Líffræðifélag Íslands - biologia.is
Líffræðiráðstefnan 2021
Erindi/veggspjald / Talk/poster E48
Höfundar / Authors: Sveinn Bjarnason(1,2), Mahtab Hafizi Yazdabadi(1,2), Matthías Már Valdimarsson(1,2), Kinga Sofia Demény(1,2), Sarah Frederiksen Ruidiaz(1,2), Pétur Orri Heiðarsson(1,2)
Starfsvettvangur / Affiliations: 1. Science Institute, Department of Biochemistry, University of Iceland 2. Biomedical Center, University of Iceland
Kynnir / Presenter: Sveinn Bjarnason
Sox2 is a pioneer transcription factor (pTFs) that has the unique ability to initiate cell fate changes by targeting and remodelling condensed, nucleosome-rich chromatin. Like most transcription factors Sox2 consists of a small, structured DNA binding domain (DBD) and long intrinsically disordered regions (IDRs) including the transactivation domain.
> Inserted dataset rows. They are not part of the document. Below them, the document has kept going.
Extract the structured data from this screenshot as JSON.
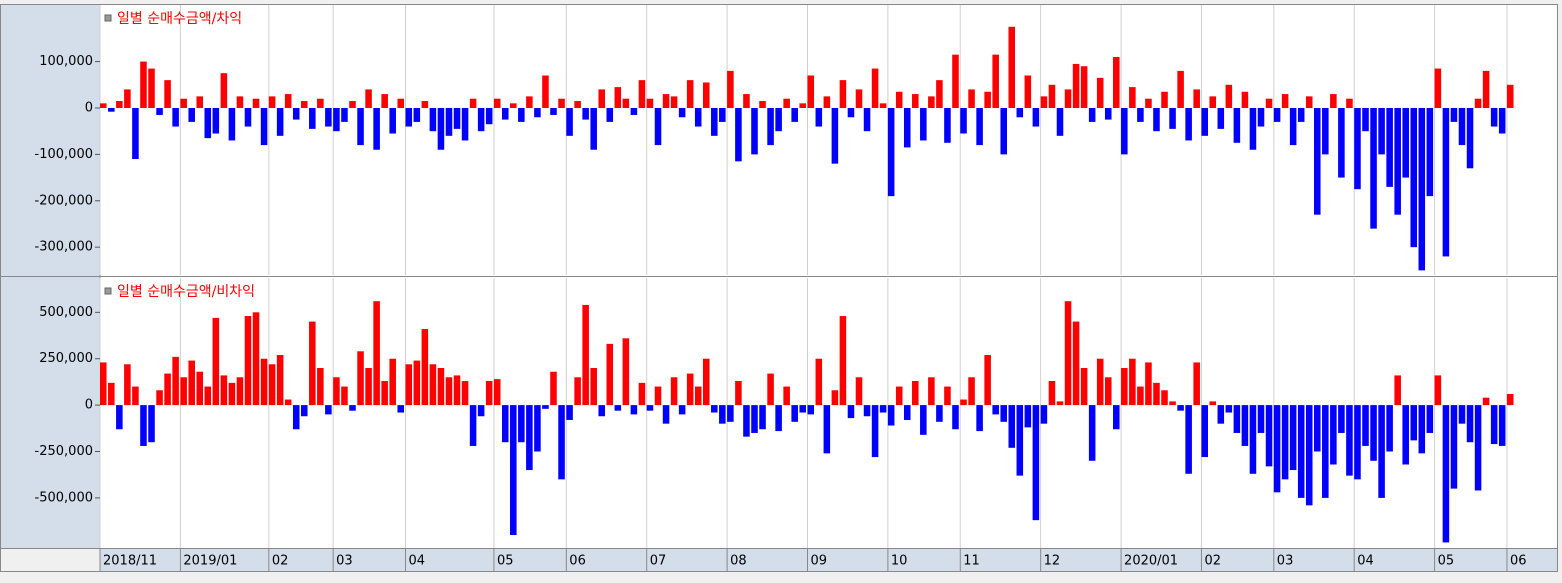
{
  "chart_data": [
    {
      "type": "bar",
      "title": "일별 순매수금액/차익",
      "positive_color": "#ff0000",
      "negative_color": "#0000ff",
      "xlim": [
        0,
        176
      ],
      "ylim": [
        -360000,
        222000
      ],
      "yticks": [
        {
          "value": 100000,
          "label": "100,000"
        },
        0,
        {
          "value": -100000,
          "label": "-100,000"
        },
        {
          "value": -200000,
          "label": "-200,000"
        },
        {
          "value": -300000,
          "label": "-300,000"
        }
      ],
      "values": [
        10000,
        -8000,
        15000,
        40000,
        -110000,
        100000,
        85000,
        -15000,
        60000,
        -40000,
        20000,
        -30000,
        25000,
        -65000,
        -55000,
        75000,
        -70000,
        25000,
        -40000,
        20000,
        -80000,
        25000,
        -60000,
        30000,
        -25000,
        15000,
        -45000,
        20000,
        -40000,
        -50000,
        -30000,
        15000,
        -80000,
        40000,
        -90000,
        30000,
        -55000,
        20000,
        -40000,
        -30000,
        15000,
        -50000,
        -90000,
        -60000,
        -45000,
        -70000,
        20000,
        -50000,
        -35000,
        20000,
        -25000,
        10000,
        -30000,
        25000,
        -20000,
        70000,
        -15000,
        20000,
        -60000,
        15000,
        -25000,
        -90000,
        40000,
        -30000,
        45000,
        20000,
        -15000,
        60000,
        20000,
        -80000,
        30000,
        25000,
        -20000,
        60000,
        -40000,
        55000,
        -60000,
        -30000,
        80000,
        -115000,
        30000,
        -100000,
        15000,
        -80000,
        -50000,
        20000,
        -30000,
        10000,
        70000,
        -40000,
        25000,
        -120000,
        60000,
        -20000,
        40000,
        -50000,
        85000,
        10000,
        -190000,
        35000,
        -85000,
        30000,
        -70000,
        25000,
        60000,
        -75000,
        115000,
        -55000,
        40000,
        -80000,
        35000,
        115000,
        -100000,
        175000,
        -20000,
        70000,
        -40000,
        25000,
        50000,
        -60000,
        40000,
        95000,
        90000,
        -30000,
        65000,
        -25000,
        110000,
        -100000,
        45000,
        -30000,
        20000,
        -50000,
        35000,
        -45000,
        80000,
        -70000,
        40000,
        -60000,
        25000,
        -45000,
        50000,
        -75000,
        35000,
        -90000,
        -40000,
        20000,
        -30000,
        30000,
        -80000,
        -30000,
        25000,
        -230000,
        -100000,
        30000,
        -150000,
        20000,
        -175000,
        -50000,
        -260000,
        -100000,
        -170000,
        -230000,
        -150000,
        -300000,
        -350000,
        -190000,
        85000,
        -320000,
        -30000,
        -80000,
        -130000,
        20000,
        80000,
        -40000,
        -55000,
        50000
      ]
    },
    {
      "type": "bar",
      "title": "일별 순매수금액/비차익",
      "positive_color": "#ff0000",
      "negative_color": "#0000ff",
      "xlim": [
        0,
        176
      ],
      "ylim": [
        -770000,
        685000
      ],
      "yticks": [
        {
          "value": 500000,
          "label": "500,000"
        },
        {
          "value": 250000,
          "label": "250,000"
        },
        0,
        {
          "value": -250000,
          "label": "-250,000"
        },
        {
          "value": -500000,
          "label": "-500,000"
        }
      ],
      "xticks": [
        {
          "value": 0,
          "label": "2018/11"
        },
        {
          "value": 10,
          "label": "2019/01"
        },
        {
          "value": 21,
          "label": "02"
        },
        {
          "value": 29,
          "label": "03"
        },
        {
          "value": 38,
          "label": "04"
        },
        {
          "value": 49,
          "label": "05"
        },
        {
          "value": 58,
          "label": "06"
        },
        {
          "value": 68,
          "label": "07"
        },
        {
          "value": 78,
          "label": "08"
        },
        {
          "value": 88,
          "label": "09"
        },
        {
          "value": 98,
          "label": "10"
        },
        {
          "value": 107,
          "label": "11"
        },
        {
          "value": 117,
          "label": "12"
        },
        {
          "value": 127,
          "label": "2020/01"
        },
        {
          "value": 137,
          "label": "02"
        },
        {
          "value": 146,
          "label": "03"
        },
        {
          "value": 156,
          "label": "04"
        },
        {
          "value": 166,
          "label": "05"
        },
        {
          "value": 175,
          "label": "06"
        }
      ],
      "values": [
        230000,
        120000,
        -130000,
        220000,
        100000,
        -220000,
        -200000,
        80000,
        170000,
        260000,
        150000,
        240000,
        180000,
        100000,
        470000,
        160000,
        120000,
        150000,
        480000,
        500000,
        250000,
        220000,
        270000,
        30000,
        -130000,
        -60000,
        450000,
        200000,
        -50000,
        150000,
        100000,
        -30000,
        290000,
        200000,
        560000,
        130000,
        250000,
        -40000,
        220000,
        240000,
        410000,
        220000,
        200000,
        150000,
        160000,
        130000,
        -220000,
        -60000,
        130000,
        140000,
        -200000,
        -700000,
        -200000,
        -350000,
        -250000,
        -20000,
        180000,
        -400000,
        -80000,
        150000,
        540000,
        200000,
        -60000,
        330000,
        -30000,
        360000,
        -50000,
        120000,
        -30000,
        100000,
        -100000,
        150000,
        -50000,
        170000,
        100000,
        250000,
        -40000,
        -100000,
        -90000,
        130000,
        -170000,
        -150000,
        -130000,
        170000,
        -140000,
        100000,
        -90000,
        -40000,
        -50000,
        250000,
        -260000,
        80000,
        480000,
        -70000,
        150000,
        -60000,
        -280000,
        -40000,
        -110000,
        100000,
        -80000,
        130000,
        -160000,
        150000,
        -90000,
        100000,
        -130000,
        30000,
        150000,
        -140000,
        270000,
        -50000,
        -90000,
        -230000,
        -380000,
        -120000,
        -620000,
        -100000,
        130000,
        20000,
        560000,
        450000,
        200000,
        -300000,
        250000,
        150000,
        -130000,
        200000,
        250000,
        100000,
        230000,
        120000,
        80000,
        20000,
        -30000,
        -370000,
        230000,
        -280000,
        20000,
        -100000,
        -40000,
        -150000,
        -220000,
        -370000,
        -150000,
        -330000,
        -470000,
        -400000,
        -350000,
        -500000,
        -540000,
        -250000,
        -500000,
        -320000,
        -150000,
        -380000,
        -400000,
        -220000,
        -300000,
        -500000,
        -250000,
        160000,
        -320000,
        -190000,
        -260000,
        -150000,
        160000,
        -740000,
        -450000,
        -100000,
        -200000,
        -460000,
        40000,
        -210000,
        -220000,
        60000
      ]
    }
  ]
}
Little is known about the molecular mechanism of nucleosome binding and opening, and whether the disordered regions are involved. To elucidate the function of the IDRs we take an integrative approach using single-molecule spectroscopy in combination with FRET (smFRET), nuclear magnetic resonance (NMR) spectroscopy and molecular simulations. Using smFRET, we found that Sox2 can bind to both free and histone H1-bound nucleosomes, leading to an open state of the nucleosome. The presence of histone H1 reduces the affinity of Sox2 by two orders of magnitude, possibly via a protective mechanism by the H1 disordered domains. Furthermore, we found that the IDRs of Sox2 maintain a rather collapsed conformation in the free state, and extend upon binding DNA/nucleosomes. Preliminary NMR data indicate that there are specific interactions between the IDRs in the C-terminal with the structured DBD that qualitatively agree with smFRET data and Alphafold predictions. The picture that emerges from our research reveals a complex conformational behaviour of both Sox2 and nucleosomes suggesting that a sophisticated molecular mechanism underlies pioneer activity. By using a synergistic methodological approach, we aim to understand the pioneering mechanism of this master transcription factor which may impact designs of strategies to control cell identity.